A local company’s Detroit-branded java doesn’t jive with an East Coast entity that claims it was the early bird in the Motor City joe business.But the target of the complaint insists the Dec. 22 lawsuit filed by New York-based Detroit Coffee Co. is nothing more than a shakedown.“This is a Wall Street-versus-Woodward type of mentality,” said A.J. O’Neil, owner of Hazel Park-based Detroit Bold Coffee Co. “They think the little guy will fold.”Detroit Coffee Co., a Michigan LLC with a New York City address, filed a complaint alleging trademark infringement against Detroit Bold. It demands a jury trial in U.S. District Court for the Southern District of New York.
It's only through the absurdity of granting a trademark on something like "Detroit Coffee" to begin with that you can generate a reality that includes a New York City business suing a Detroit-based business over the name of a city combined with the name of a common product. When considering trademarks that incorporate geographic names, the bar for infringement is supposed to be much higher. And, should the case move forward, perhaps that higher standard will be applied, but it's still worth considering whether a trademark like "Detroit Coffee" ought ever to have been approved in the first place. After all, whatever the resolution in court ends up being, the monetary burden on such legal action isn't meager.

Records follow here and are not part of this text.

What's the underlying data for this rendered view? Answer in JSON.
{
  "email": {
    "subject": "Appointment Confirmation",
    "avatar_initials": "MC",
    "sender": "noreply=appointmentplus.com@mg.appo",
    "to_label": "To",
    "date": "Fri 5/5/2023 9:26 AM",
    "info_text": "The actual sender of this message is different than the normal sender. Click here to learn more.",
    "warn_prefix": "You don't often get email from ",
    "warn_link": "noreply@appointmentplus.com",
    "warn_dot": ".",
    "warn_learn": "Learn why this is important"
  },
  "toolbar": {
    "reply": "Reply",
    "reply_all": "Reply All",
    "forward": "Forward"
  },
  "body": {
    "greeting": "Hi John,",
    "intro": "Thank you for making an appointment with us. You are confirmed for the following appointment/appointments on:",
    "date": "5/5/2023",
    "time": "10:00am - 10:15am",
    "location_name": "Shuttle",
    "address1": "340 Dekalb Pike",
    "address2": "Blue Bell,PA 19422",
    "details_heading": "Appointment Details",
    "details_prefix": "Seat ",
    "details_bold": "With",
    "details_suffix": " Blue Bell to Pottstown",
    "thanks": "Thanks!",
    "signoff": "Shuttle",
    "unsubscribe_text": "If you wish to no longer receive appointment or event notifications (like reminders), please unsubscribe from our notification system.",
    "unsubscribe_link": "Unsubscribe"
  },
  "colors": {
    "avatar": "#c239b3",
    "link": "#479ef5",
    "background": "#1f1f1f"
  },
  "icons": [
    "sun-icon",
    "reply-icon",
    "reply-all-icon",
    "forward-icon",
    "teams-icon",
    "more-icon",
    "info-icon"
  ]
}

“It’s not like I have all this extra income to hire a big legal team and go (to New York) to fight this,” he said. “Those folks in New York are conjuring up something that at best has no merit.”
Adding to the strangeness of this particular case is that Detroit Coffee allowed its trademark to lapse until 2016, when it re-registered after Detroit Bold Coffee trademarked its two logos for "Detroit Bold Coffee Company."
O’Neil told The News he and his attorney, Mark Schneider, haven’t seen any evidence that Detroit Coffee actually sells any coffee under the Detroit Coffee name, or has ever sold coffee or other merchandise branded with that name. The trademarks the company pulled in the early 2000s were dead at the time Detroit Bold registered new logos bearing “Detroit Bold Coffee Co.” in early 2016, according to trademark office records.Detroit Coffee renewed trademarks on the “Detroit Coffee” name for use on brewed coffees, teas and beverages on April 14, 2016, roughly two months after O’Neil registered two logos bearing the words “Detroit Bold Coffee Company.”
If true, that would seem to leave Detroit Bold Coffee in the clear, except it still would have to take on the burden of the court case. Which means this is all still ultimately the fault of a USPTO too willing to liberally approve trademarks.